Just be sure not to make your form too lengthy or complicated to complete. Asking for too much information is another instance of inappropriate gatekeeping, and a surefire way to kill your budding relationship with your new customer.

 

Not Capitalising on Social Proof

In its simplest form, social proof can be described as user reviews and ratings.

 

So ubiquitous is this social engineering tool that you likely are thinking of including some sort of ratings system for your products (or you probably did already). And, you may even have gone a step further, using past reviews to short-list bestsellers so customers can find new favourites.

 

Do you know what else you can do with social proof? Let it shape your marketing.

 

You see, when your customers tell you they like something, they aren’t doing so just for fun. They are inviting you into a dialogue, a conversation which you should take seriously.

 

Take the data your customers have given you and distill them down into common threads. Then, include these threads as part of your content marketing pillars.

 

Here’s an example.
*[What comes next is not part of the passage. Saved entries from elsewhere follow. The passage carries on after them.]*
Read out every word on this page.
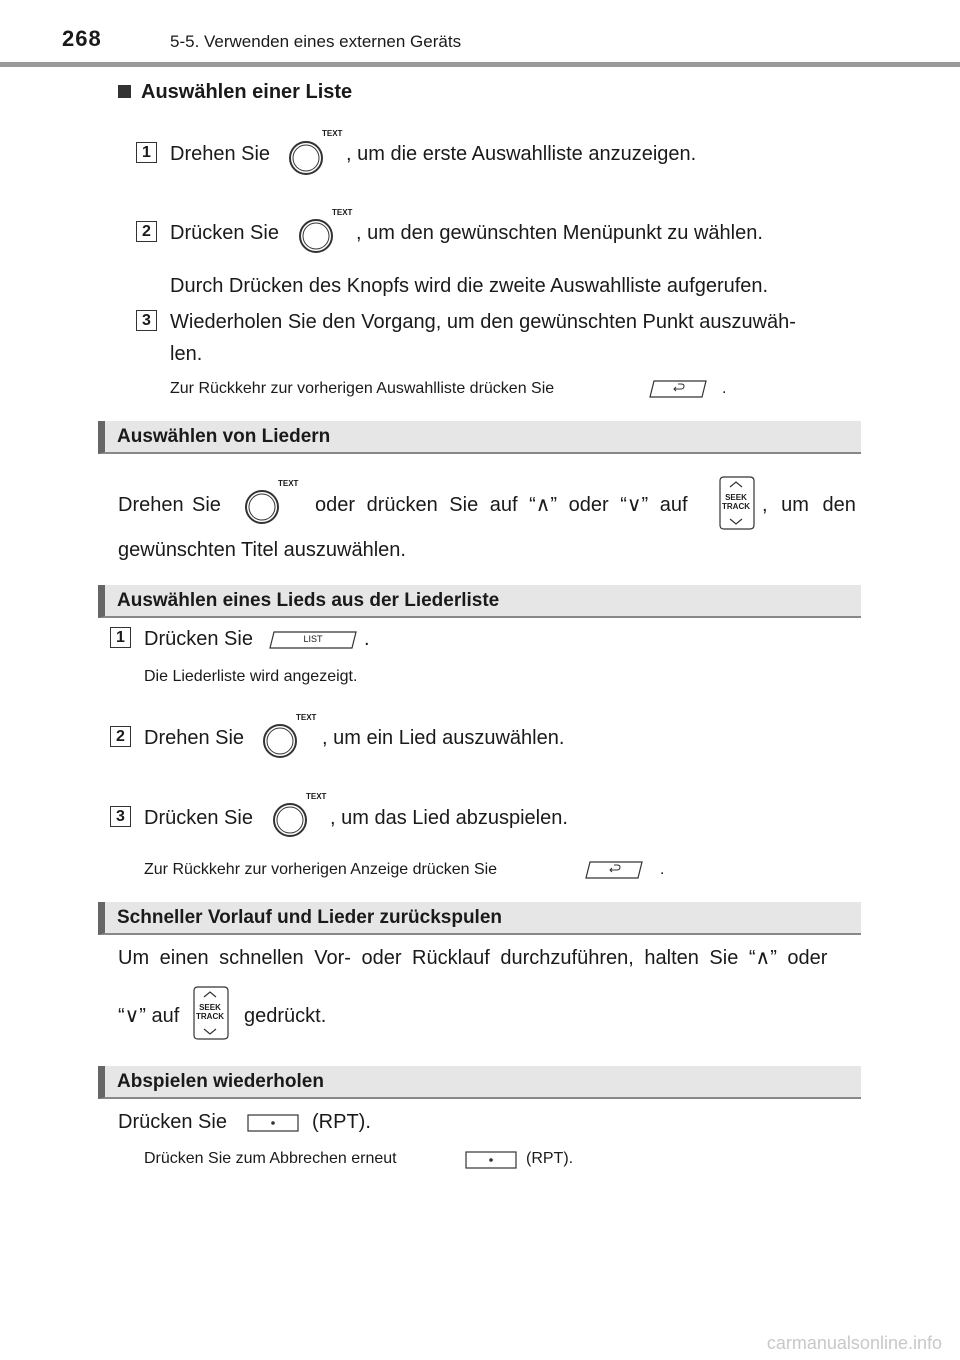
268	5-5. Verwenden eines externen Geräts
Auswählen einer Liste
1 Drehen Sie
TEXT
, um die erste Auswahlliste anzuzeigen.
2 Drücken Sie
TEXT
, um den gewünschten Menüpunkt zu wählen.
Durch Drücken des Knopfs wird die zweite Auswahlliste aufgerufen.
3 Wiederholen Sie den Vorgang, um den gewünschten Punkt auszuwäh-
len.
Zur Rückkehr zur vorherigen Auswahlliste drücken Sie	.
Auswählen von Liedern
Drehen Sie
TEXT
oder drücken Sie auf “∧” oder “∨” auf	SEEK
TRACK , um den
gewünschten Titel auszuwählen.
Auswählen eines Lieds aus der Liederliste
1 Drücken Sie	LIST	.
Die Liederliste wird angezeigt.
2 Drehen Sie
TEXT
, um ein Lied auszuwählen.
3 Drücken Sie
TEXT
, um das Lied abzuspielen.
Zur Rückkehr zur vorherigen Anzeige drücken Sie	.
Schneller Vorlauf und Lieder zurückspulen
Um einen schnellen Vor- oder Rücklauf durchzuführen, halten Sie “∧” oder
“∨” auf	SEEK
TRACK	gedrückt.
Abspielen wiederholen
Drücken Sie	(RPT).
Drücken Sie zum Abbrechen erneut	(RPT).
carmanualsonline.info
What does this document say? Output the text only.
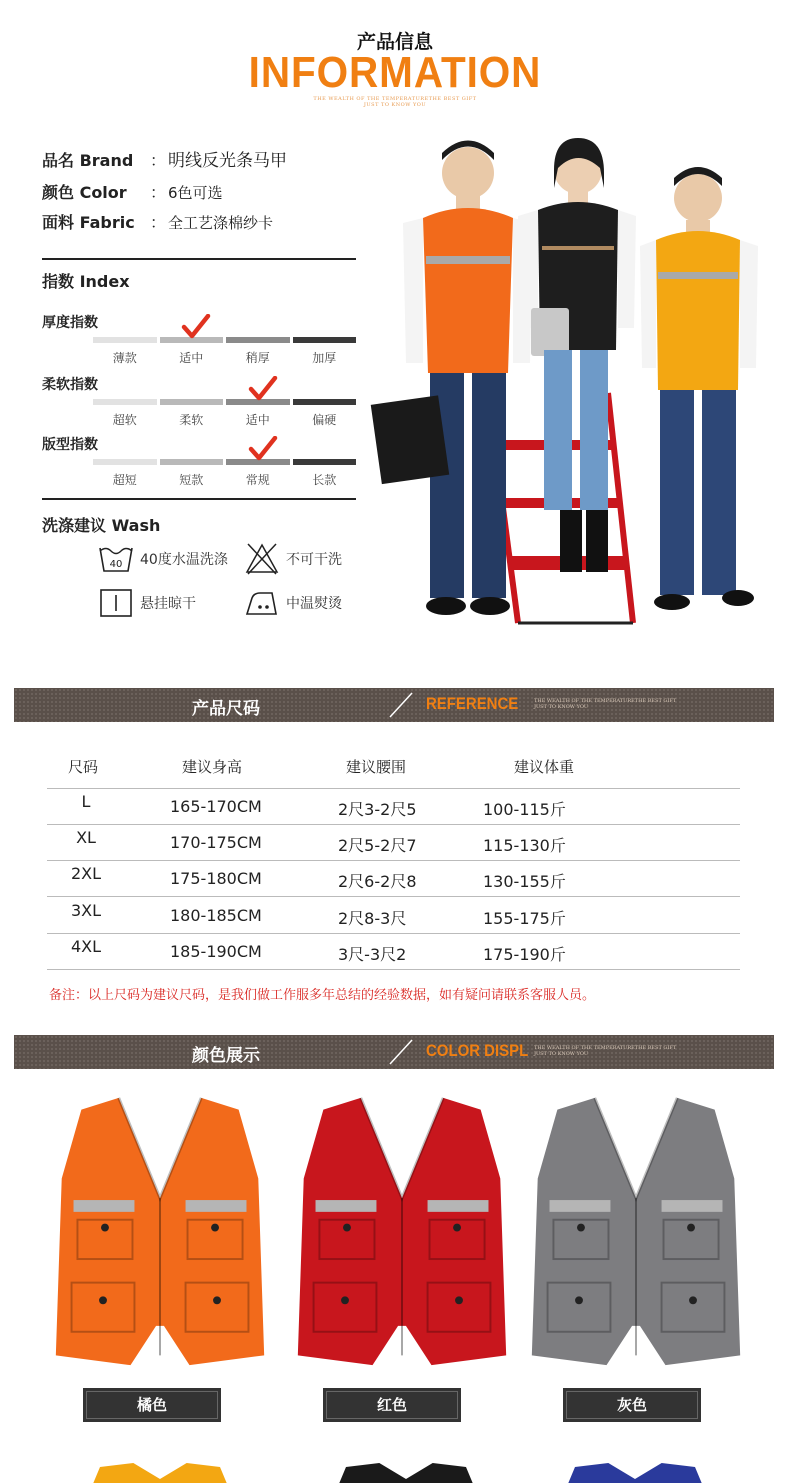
产品信息
INFORMATION
THE WEALTH OF THE TEMPERATURETHE BEST GIFT
JUST TO KNOW YOU
品名 Brand ： 明线反光条马甲
颜色 Color ： 6色可选
面料 Fabric ： 全工艺涤棉纱卡
指数 Index
厚度指数
薄款	适中	稍厚	加厚
柔软指数
超软	柔软	适中	偏硬
版型指数
超短	短款	常规	长款
洗涤建议 Wash
40 40度水温洗涤	不可干洗
悬挂晾干	中温熨烫
产品尺码	REFERENCE	THE WEALTH OF THE TEMPERATURETHE BEST GIFT
JUST TO KNOW YOU
尺码	建议身高	建议腰围	建议体重
L	165-170CM	2尺3-2尺5	100-115斤
XL	170-175CM	2尺5-2尺7	115-130斤
2XL	175-180CM	2尺6-2尺8	130-155斤
3XL	180-185CM	2尺8-3尺	155-175斤
4XL	185-190CM	3尺-3尺2	175-190斤
备注：以上尺码为建议尺码，是我们做工作服多年总结的经验数据，如有疑问请联系客服人员。
颜色展示	COLOR DISPL THE WEALTH OF THE TEMPERATURETHE BEST GIFT
JUST TO KNOW YOU
橘色	红色	灰色
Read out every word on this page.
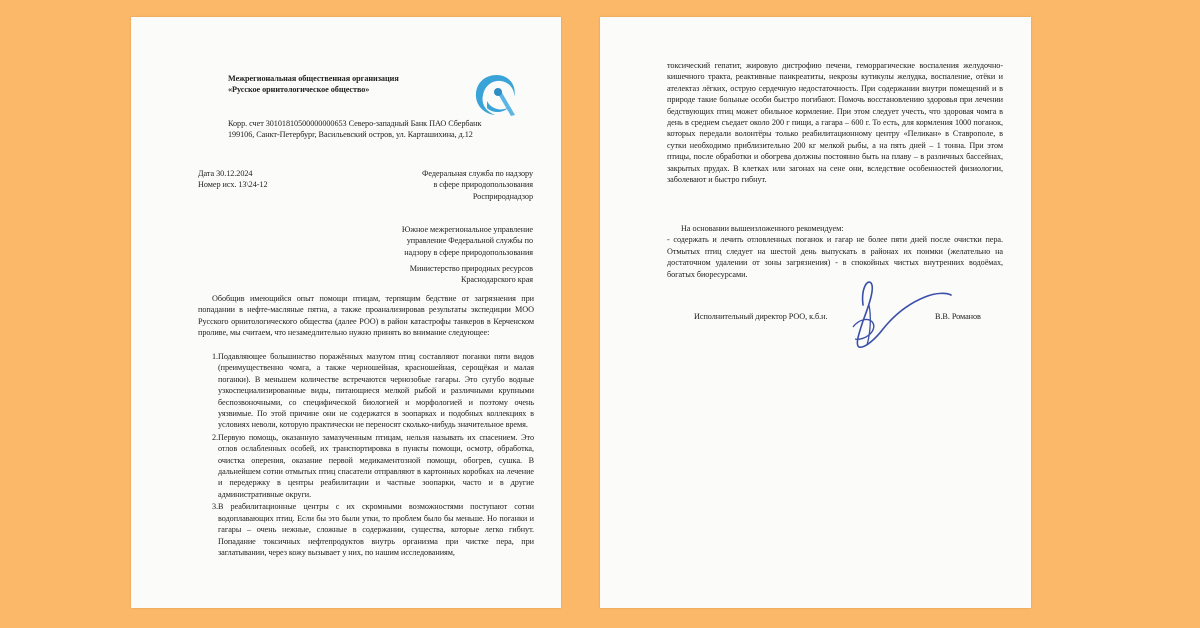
Межрегиональная общественная организация
«Русское орнитологическое общество»
Корр. счет 30101810500000000653 Северо-западный Банк ПАО Сбербанк
199106, Санкт-Петербург, Васильевский остров, ул. Карташихина, д.12
Дата 30.12.2024
Номер исх. 13\24-12
Федеральная служба по надзору
в сфере природопользования
Росприроднадзор
Южное межрегиональное управление
управление Федеральной службы по
надзору в сфере природопользования
Министерство природных ресурсов
Краснодарского края

Обобщив имеющийся опыт помощи птицам, терпящим бедствие от загрязнения при попадании в нефте-масляные пятна, а также проанализировав результаты экспедиции МОО Русского орнитологического общества (далее РОО) в район катастрофы танкеров в Керченском проливе, мы считаем, что незамедлительно нужно принять во внимание следующее:

1. Подавляющее большинство поражённых мазутом птиц составляют поганки пяти видов (преимущественно чомга, а также черношейная, красношейная, серощёкая и малая поганки). В меньшем количестве встречаются чернозобые гагары. Это сугубо водные узкоспециализированные виды, питающиеся мелкой рыбой и различными крупными беспозвоночными, со специфической биологией и морфологией и поэтому очень уязвимые. По этой причине они не содержатся в зоопарках и подобных коллекциях в условиях неволи, которую практически не переносят сколько-нибудь значительное время.
2. Первую помощь, оказанную замазученным птицам, нельзя называть их спасением. Это отлов ослабленных особей, их транспортировка в пункты помощи, осмотр, обработка, очистка оперения, оказание первой медикаментозной помощи, обогрев, сушка. В дальнейшем сотни отмытых птиц спасатели отправляют в картонных коробках на лечение и передержку в центры реабилитации и частные зоопарки, часто и в другие административные округи.
3. В реабилитационные центры с их скромными возможностями поступают сотни водоплавающих птиц. Если бы это были утки, то проблем было бы меньше. Но поганки и гагары – очень нежные, сложные в содержании, существа, которые легко гибнут. Попадание токсичных нефтепродуктов внутрь организма при чистке пера, при заглатывании, через кожу вызывает у них, по нашим исследованиям,

токсический гепатит, жировую дистрофию печени, геморрагические воспаления желудочно-кишечного тракта, реактивные панкреатиты, некрозы кутикулы желудка, воспаление, отёки и ателектаз лёгких, острую сердечную недостаточность. При содержании внутри помещений и в природе такие больные особи быстро погибают. Помочь восстановлению здоровья при лечении бедствующих птиц может обильное кормление. При этом следует учесть, что здоровая чомга в день в среднем съедает около 200 г пищи, а гагара – 600 г. То есть, для кормления 1000 поганок, которых передали волонтёры только реабилитационному центру «Пеликан» в Ставрополе, в сутки необходимо приблизительно 200 кг мелкой рыбы, а на пять дней – 1 тонна. При этом птицы, после обработки и обогрева должны постоянно быть на плаву – в различных бассейнах, закрытых прудах. В клетках или загонах на сене они, вследствие особенностей физиологии, заболевают и быстро гибнут.

На основании вышеизложенного рекомендуем:
- содержать и лечить отловленных поганок и гагар не более пяти дней после очистки пера. Отмытых птиц следует на шестой день выпускать в районах их поимки (желательно на достаточном удалении от зоны загрязнения) - в спокойных чистых внутренних водоёмах, богатых биоресурсами.
Исполнительный директор РОО, к.б.н.	В.В. Романов
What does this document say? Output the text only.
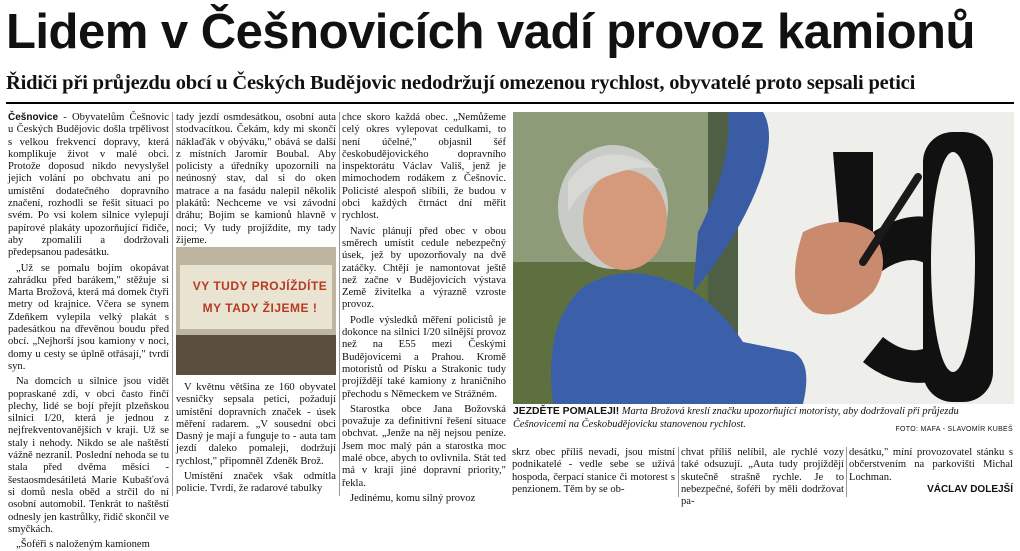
Lidem v Češnovicích vadí provoz kamionů
Řidiči při průjezdu obcí u Českých Budějovic nedodržují omezenou rychlost, obyvatelé proto sepsali petici

Češnovice - Obyvatelům Češnovic u Českých Budějovic došla trpělivost s velkou frekvencí dopravy, která komplikuje život v malé obci. Protože doposud nikdo nevyslyšel jejich volání po obchvatu ani po umístění dodatečného dopravního značení, rozhodli se řešit situaci po svém. Po vsi kolem silnice vylepují papírové plakáty upozorňující řidiče, aby zpomalili a dodržovali předepsanou padesátku.

„Už se pomalu bojím okopávat zahrádku před barákem," stěžuje si Marta Brožová, která má domek čtyři metry od krajnice. Včera se synem Zdeňkem vylepila velký plakát s padesátkou na dřevěnou boudu před obcí. „Nejhorší jsou kamiony v noci, domy u cesty se úplně otřásají," tvrdí syn.

Na domcích u silnice jsou vidět popraskané zdi, v obci často řinčí plechy, lidé se bojí přejít plzeňskou silnici I/20, která je jednou z nejfrekventovanějších v kraji. Už se staly i nehody. Nikdo se ale naštěstí vážně nezranil. Poslední nehoda se tu stala před dvěma měsíci - šestaosmdesátiletá Marie Kubašťová si domů nesla oběd a strčil do ní osobní automobil. Tenkrát to naštěstí odnesly jen kastrůlky, řidič skončil ve smyčkách.

„Šoféři s naloženým kamionem

tady jezdí osmdesátkou, osobní auta stodvacítkou. Čekám, kdy mi skončí náklaďák v obýváku," obává se další z místních Jaromír Boubal. Aby policisty a úředníky upozornili na neúnosný stav, dal si do oken matrace a na fasádu nalepil několik plakátů: Nechceme ve vsi závodní dráhu; Bojím se kamionů hlavně v noci; Vy tudy projíždíte, my tady žijeme.

VY TUDY PROJÍŽDÍTE
MY TADY ŽIJEME !

V květnu většina ze 160 obyvatel vesničky sepsala petici, požadují umístění dopravních značek - úsek měření radarem. „V sousední obci Dasný je mají a funguje to - auta tam jezdí daleko pomaleji, dodržují rychlost," připomněl Zdeněk Brož.

Umístění značek však odmítla policie. Tvrdí, že radarové tabulky

chce skoro každá obec. „Nemůžeme celý okres vylepovat cedulkami, to není účelné," objasnil šéf českobudějovického dopravního inspektorátu Václav Vališ, jenž je mimochodem rodákem z Češnovic. Policisté alespoň slíbili, že budou v obci každých čtrnáct dní měřit rychlost.

Navíc plánují před obec v obou směrech umístit cedule nebezpečný úsek, jež by upozorňovaly na dvě zatáčky. Chtějí je namontovat ještě než začne v Budějovicích výstava Země živitelka a výrazně vzroste provoz.

Podle výsledků měření policistů je dokonce na silnici I/20 silnější provoz než na E55 mezi Českými Budějovicemi a Prahou. Kromě motoristů od Písku a Strakonic tudy projíždějí také kamiony z hraničního přechodu s Německem ve Strážném.

Starostka obce Jana Božovská považuje za definitivní řešení situace obchvat. „Jenže na něj nejsou peníze. Jsem moc malý pán a starostka moc malé obce, abych to ovlivnila. Stát ted má v kraji jiné dopravní priority," řekla.

Jedinému, komu silný provoz

JEZDĚTE POMALEJI! Marta Brožová kreslí značku upozorňující motoristy, aby dodržovali při průjezdu Češnovicemi na Českobudějovicku stanovenou rychlost.	FOTO: MAFA - SLAVOMÍR KUBEŠ

skrz obec příliš nevadí, jsou místní podnikatelé - vedle sebe se užívá hospoda, čerpací stanice či motorest s penzionem. Těm by se ob-

chvat příliš nelíbil, ale rychlé vozy také odsuzují. „Auta tudy projíždějí skutečně strašně rychle. Je to nebezpečné, šoféři by měli dodržovat pa-

desátku," míní provozovatel stánku s občerstvením na parkovišti Michal Lochman.

VÁCLAV DOLEJŠÍ
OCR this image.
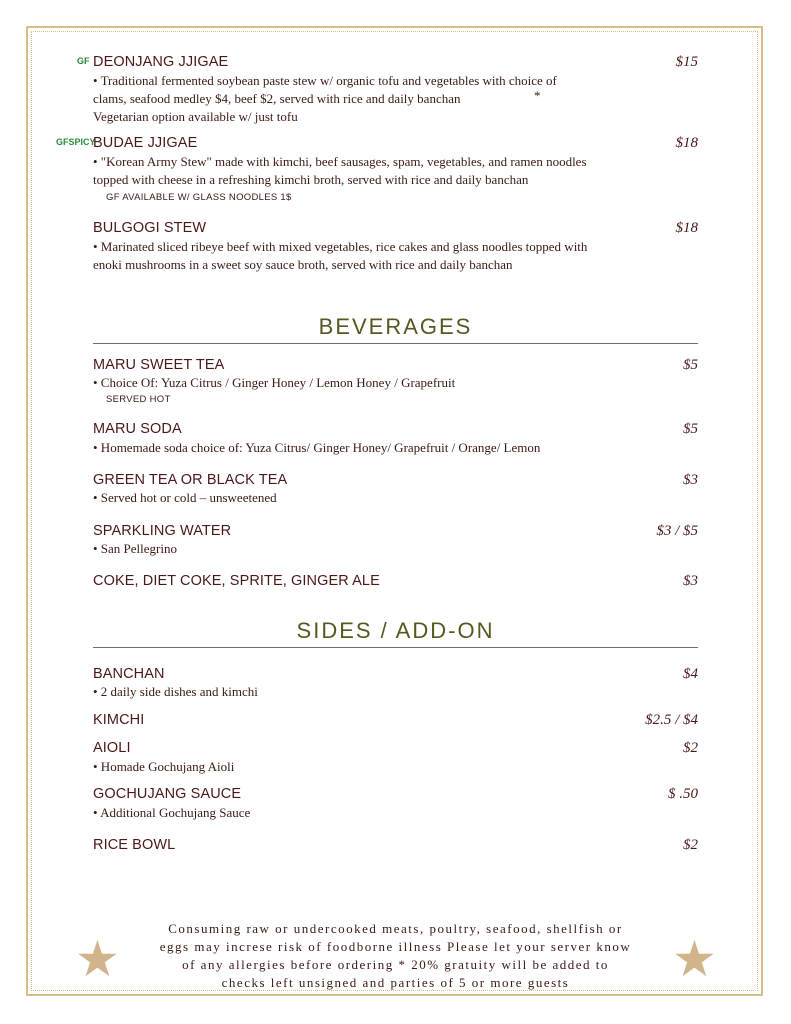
GF DEONJANG JJIGAE	$15
• Traditional fermented soybean paste stew w/ organic tofu and vegetables with choice of
clams, seafood medley $4, beef $2, served with rice and daily banchan	*
Vegetarian option available w/ just tofu
GFSPICY
BUDAE JJIGAE	$18
• "Korean Army Stew" made with kimchi, beef sausages, spam, vegetables, and ramen noodles
topped with cheese in a refreshing kimchi broth, served with rice and daily banchan
GF AVAILABLE W/ GLASS NOODLES 1$
BULGOGI STEW	$18
• Marinated sliced ribeye beef with mixed vegetables, rice cakes and glass noodles topped with
enoki mushrooms in a sweet soy sauce broth, served with rice and daily banchan
BEVERAGES
MARU SWEET TEA	$5
• Choice Of: Yuza Citrus / Ginger Honey / Lemon Honey / Grapefruit
SERVED HOT
MARU SODA	$5
• Homemade soda choice of: Yuza Citrus/ Ginger Honey/ Grapefruit / Orange/ Lemon
GREEN TEA OR BLACK TEA	$3
• Served hot or cold – unsweetened
SPARKLING WATER	$3 / $5
• San Pellegrino
COKE, DIET COKE, SPRITE, GINGER ALE	$3
SIDES / ADD-ON
BANCHAN	$4
• 2 daily side dishes and kimchi
KIMCHI	$2.5 / $4
AIOLI	$2
• Homade Gochujang Aioli
GOCHUJANG SAUCE	$ .50
• Additional Gochujang Sauce
RICE BOWL	$2
★	★
Consuming raw or undercooked meats, poultry, seafood, shellfish or
eggs may increse risk of foodborne illness Please let your server know
of any allergies before ordering * 20% gratuity will be added to
checks left unsigned and parties of 5 or more guests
Say you’re in the business of selling tickets to attractions overseas, and you notice that harbour cruises in Hong Kong are popular among visitors. You can capitalise on this data point by creating a blog article or video that showcases the Top 10 Things to Do at Victoria Harbour.

 

Chances are, not only will customers continue to book harbour cruise tickets (since they are so popular), they are likely to also book some of the other attractions that were highlighted in your promo video.

 

Neglecting the Last Mile

We’ve said it before and we’ll say it again: You’re only as good as your last mile. There’s no point promising the moon when you can’t deliver, and nowhere is this more true than in the digital marketplace.

 

The same reason why online shopping has taken off in such a big way – convenience – can also prove to be the downfall of your brand.

 

Buying from your webstore is only satisfactory if your customer receives their order in a manner that matches their expectations. Anything that falls short, even if only a little, creates a tic of disappointment and frustration that can grow powerful enough to cause your customer to go elsewhere.

 

The reason is partly psychological. When you pay money, you are used to getting something in return. The nature of the digital marketplace means that you’re already one step removed from the entire buying process; all you’re dealing in are representations – i.e., images of the product you want, digits in your digital wallet or on your credit card statement, a brand logo on the screen of your mobile.

 

It takes an incredible amount of trust and belief to interact with a brand in this way. And when the promised delivery is not fulfilled (for one reason or another), the cognitive tension that results can be very painful. This could be why a seemingly small thing like a failed delivery can often lose you customers.

 

The solution? Make sure you partner a solid logistics team that will go all the way, and subscribe to a flexible warehousing solution that scales to your needs.

 

Misunderstanding Reciprocity

For the last tip in this article, we’re going to discuss a powerful yet often overlooked psychological tool – the power of reciprocity.

 

Reciprocity is simply the principle that when you receive something, you feel compelled to give something back.

 

Many businesses interpret this to mean that if they put out a good offer, discount or promo, their customers will reciprocate by giving them their hard-earned money.

 

But that’s not really how reciprocity works.

 

To put reciprocity into action in the digital marketplace, strive to offer value to your customers. This could take the form of free samples automatically added to the shopping basket, for example.

 

Another way to engender reciprocity is to give free content to your customers. (This is also great for brand building, by the way.) The only rule is your content must be relevant, useful and truly free – i.e., don’t attempt to trap your customers by hiding the good stuff behind a subscription or a sale.